Ischemia differs in men, women under mental stress
At the heart of things, men and women do react differently to stress. According to a study published in the Oct. 21 issue of the Journal of the American College of Cardiology, the physical impact of mental and emotional stress on the heart and its function differs between men and women.
This finding comes from a second look at heart disease patients enrolled in the REMIT (Responses of Myocardial Ischemia to Escitalopram Treatment) study. REMIT enrolled patients with stable coronary disease and mental stress-induced ischemia with the intent to find differences between Escitalopram (Lexapro, Forest Laboratories) on stress against a control.
Zainab Samad, MD, MHS, of the Department of Medicine at Duke University Medical Center in Durham, N.C., and colleagues, assessed data on 56 women and 254 men enrolled in the larger study. However, instead of looking at drug control, Samad et al sought the differences between men and women and their stress responses. Over a two-day period, patients underwent psychiatric assessment, psychometric testing and the mental and exercise stress testing protocols. Mental stress testing involved three mental stress tasks: arithmetic, mirror trace and anger recall.
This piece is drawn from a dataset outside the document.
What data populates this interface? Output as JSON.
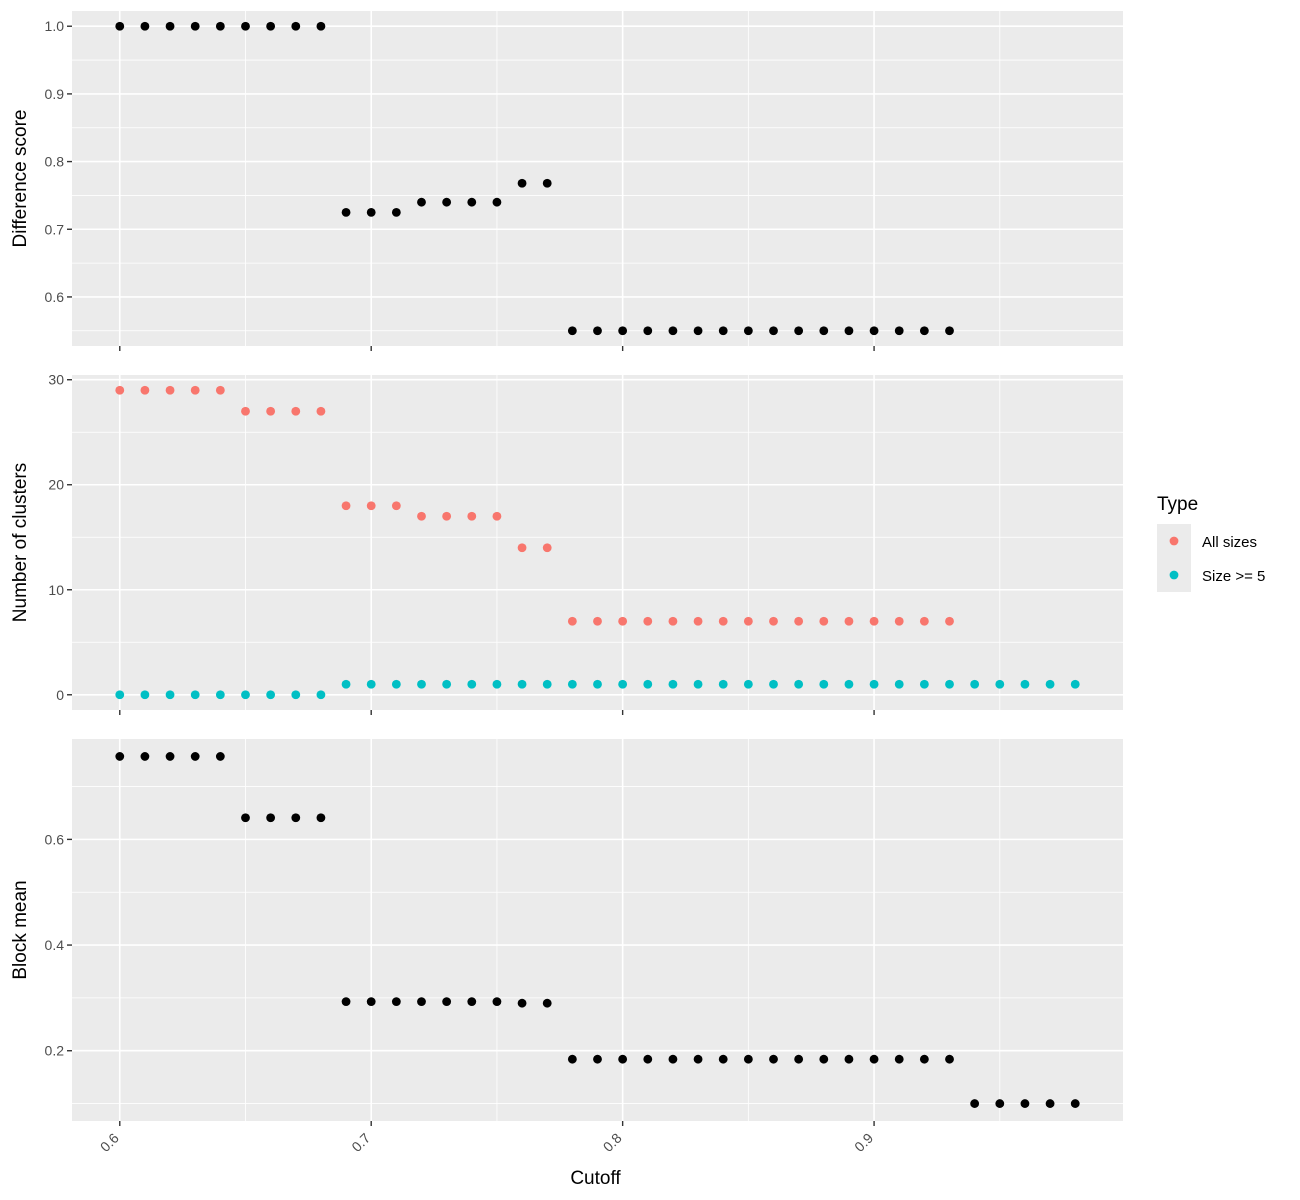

At baseline and toward the end of each stress period, patients underwent echocardiography to determine ischemia in real time. Blood pressure was measured throughout along with electrocardiogram recordings. Samad et al collected blood samples at rest and at the end of mental stress testing.
They found women had more mental stress-induced MI and had higher collagen-stimulated platelet aggregation than men. Women also showed decreased blood flow to the heart. Men, on the other hand, were more likely to show changes in blood pressure and heart rate as a result to mental stress.
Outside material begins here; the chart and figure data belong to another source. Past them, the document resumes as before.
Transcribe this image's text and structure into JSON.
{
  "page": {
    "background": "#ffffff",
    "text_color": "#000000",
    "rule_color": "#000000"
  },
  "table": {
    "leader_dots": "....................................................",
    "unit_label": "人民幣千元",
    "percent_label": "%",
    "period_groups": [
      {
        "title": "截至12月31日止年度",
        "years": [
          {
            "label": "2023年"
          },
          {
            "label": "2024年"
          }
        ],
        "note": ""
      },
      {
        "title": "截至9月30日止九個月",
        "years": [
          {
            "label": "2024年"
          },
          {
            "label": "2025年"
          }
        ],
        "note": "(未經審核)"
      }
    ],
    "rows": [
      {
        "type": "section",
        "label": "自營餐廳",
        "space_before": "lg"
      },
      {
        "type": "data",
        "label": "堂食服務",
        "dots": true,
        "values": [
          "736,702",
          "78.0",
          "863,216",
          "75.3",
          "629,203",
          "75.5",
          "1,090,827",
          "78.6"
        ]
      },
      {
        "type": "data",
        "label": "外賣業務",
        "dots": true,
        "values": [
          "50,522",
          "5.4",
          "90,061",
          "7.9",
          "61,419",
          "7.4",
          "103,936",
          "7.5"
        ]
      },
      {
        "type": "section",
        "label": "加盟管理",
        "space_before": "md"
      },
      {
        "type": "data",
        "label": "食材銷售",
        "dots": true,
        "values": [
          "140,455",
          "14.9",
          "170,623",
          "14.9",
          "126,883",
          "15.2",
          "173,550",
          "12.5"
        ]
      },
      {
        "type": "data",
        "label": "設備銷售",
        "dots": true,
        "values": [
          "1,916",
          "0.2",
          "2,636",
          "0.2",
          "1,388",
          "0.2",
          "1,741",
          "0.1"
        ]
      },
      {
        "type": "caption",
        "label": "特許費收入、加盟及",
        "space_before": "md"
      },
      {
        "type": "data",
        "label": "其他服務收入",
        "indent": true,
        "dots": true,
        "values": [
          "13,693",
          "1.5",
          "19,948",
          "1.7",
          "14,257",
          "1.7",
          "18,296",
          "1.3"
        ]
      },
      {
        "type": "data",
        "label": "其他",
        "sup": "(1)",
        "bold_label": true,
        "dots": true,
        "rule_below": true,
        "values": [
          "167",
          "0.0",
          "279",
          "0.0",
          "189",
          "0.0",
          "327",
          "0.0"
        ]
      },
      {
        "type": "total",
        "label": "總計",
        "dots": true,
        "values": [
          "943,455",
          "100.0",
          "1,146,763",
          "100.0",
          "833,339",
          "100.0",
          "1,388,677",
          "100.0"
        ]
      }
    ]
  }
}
Women also showed a greater increase in negative and decrease in positive emotions compared with men during the stress test.
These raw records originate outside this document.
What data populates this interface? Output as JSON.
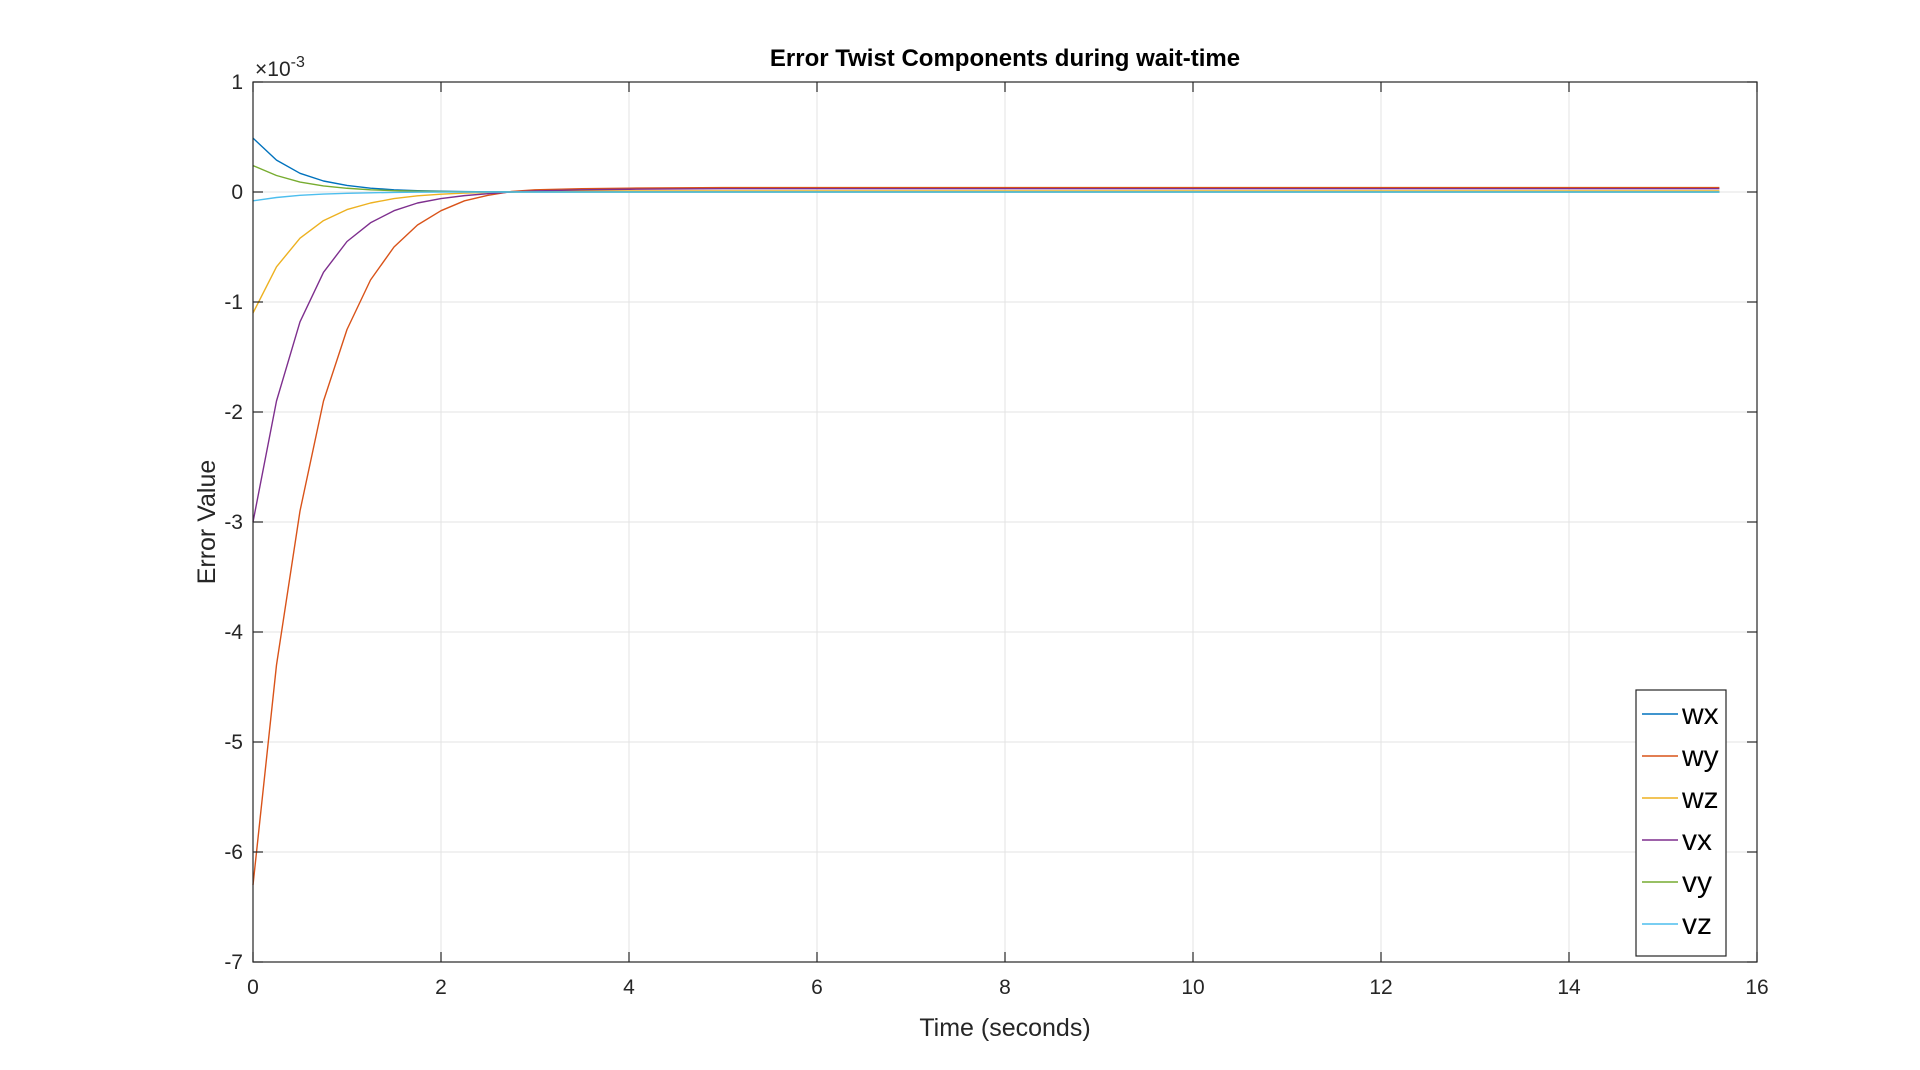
{
  "chart_data": {
    "type": "line",
    "title": "Error Twist Components during wait-time",
    "xlabel": "Time (seconds)",
    "ylabel": "Error Value",
    "y_exponent_prefix": "×10",
    "y_exponent_power": "-3",
    "xlim": [
      0,
      16
    ],
    "ylim": [
      -7,
      1
    ],
    "x_ticks": [
      "0",
      "2",
      "4",
      "6",
      "8",
      "10",
      "12",
      "14",
      "16"
    ],
    "y_ticks": [
      "1",
      "0",
      "-1",
      "-2",
      "-3",
      "-4",
      "-5",
      "-6",
      "-7"
    ],
    "grid": true,
    "legend_position": "bottom-right",
    "x": [
      0,
      0.25,
      0.5,
      0.75,
      1.0,
      1.25,
      1.5,
      1.75,
      2.0,
      2.25,
      2.5,
      2.75,
      3.0,
      3.5,
      4.0,
      5.0,
      6.0,
      7.0,
      8.0,
      9.0,
      10.0,
      11.0,
      12.0,
      13.0,
      14.0,
      15.0,
      15.6
    ],
    "series": [
      {
        "name": "wx",
        "color": "#0072BD",
        "values": [
          0.00049,
          0.00029,
          0.00017,
          0.0001,
          6e-05,
          3.5e-05,
          2e-05,
          1.2e-05,
          7e-06,
          4e-06,
          2e-06,
          1e-06,
          1e-06,
          1e-06,
          1e-06,
          1e-06,
          1e-06,
          1e-06,
          1e-06,
          1e-06,
          1e-06,
          1e-06,
          1e-06,
          1e-06,
          1e-06,
          1e-06,
          1e-06
        ]
      },
      {
        "name": "wy",
        "color": "#D95319",
        "values": [
          -0.0063,
          -0.0043,
          -0.0029,
          -0.0019,
          -0.00125,
          -0.0008,
          -0.0005,
          -0.0003,
          -0.00017,
          -8e-05,
          -3e-05,
          5e-06,
          2e-05,
          3e-05,
          3.5e-05,
          4e-05,
          4e-05,
          4e-05,
          4e-05,
          4e-05,
          4e-05,
          4e-05,
          4e-05,
          4e-05,
          4e-05,
          4e-05,
          4e-05
        ]
      },
      {
        "name": "wz",
        "color": "#EDB120",
        "values": [
          -0.0011,
          -0.00068,
          -0.00042,
          -0.00026,
          -0.00016,
          -0.0001,
          -6e-05,
          -3.5e-05,
          -2e-05,
          -1e-05,
          -5e-06,
          0.0,
          5e-06,
          1e-05,
          1e-05,
          1e-05,
          1e-05,
          1e-05,
          1e-05,
          1e-05,
          1e-05,
          1e-05,
          1e-05,
          1e-05,
          1e-05,
          1e-05,
          1e-05
        ]
      },
      {
        "name": "vx",
        "color": "#7E2F8E",
        "values": [
          -0.003,
          -0.0019,
          -0.00118,
          -0.00073,
          -0.00045,
          -0.00028,
          -0.00017,
          -0.0001,
          -6e-05,
          -3.3e-05,
          -1.5e-05,
          0.0,
          1e-05,
          2e-05,
          2.5e-05,
          3e-05,
          3e-05,
          3e-05,
          3e-05,
          3e-05,
          3e-05,
          3e-05,
          3e-05,
          3e-05,
          3e-05,
          3e-05,
          3e-05
        ]
      },
      {
        "name": "vy",
        "color": "#77AC30",
        "values": [
          0.00024,
          0.00015,
          9e-05,
          5.5e-05,
          3.4e-05,
          2e-05,
          1.2e-05,
          7e-06,
          4e-06,
          2e-06,
          1e-06,
          0.0,
          0.0,
          0.0,
          0.0,
          0.0,
          0.0,
          0.0,
          0.0,
          0.0,
          0.0,
          0.0,
          0.0,
          0.0,
          0.0,
          0.0,
          0.0
        ]
      },
      {
        "name": "vz",
        "color": "#4DBEEE",
        "values": [
          -8e-05,
          -5e-05,
          -3e-05,
          -1.9e-05,
          -1.2e-05,
          -7e-06,
          -4e-06,
          -2e-06,
          -1e-06,
          0.0,
          0.0,
          0.0,
          0.0,
          0.0,
          0.0,
          0.0,
          0.0,
          0.0,
          0.0,
          0.0,
          0.0,
          0.0,
          0.0,
          0.0,
          0.0,
          0.0,
          0.0
        ]
      }
    ]
  }
}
In a press release, Samad said, "This study also underscores the inadequacy of available risk prediction tools, which currently fail to measure an entire facet of risk, i.e. the impact of negative physiological responses to psychological stress in both sexes, and especially so among women."
Samad et al stressed that further studies were needed to explore the association of sex in differences to mental stress, heart response and long-term outcomes.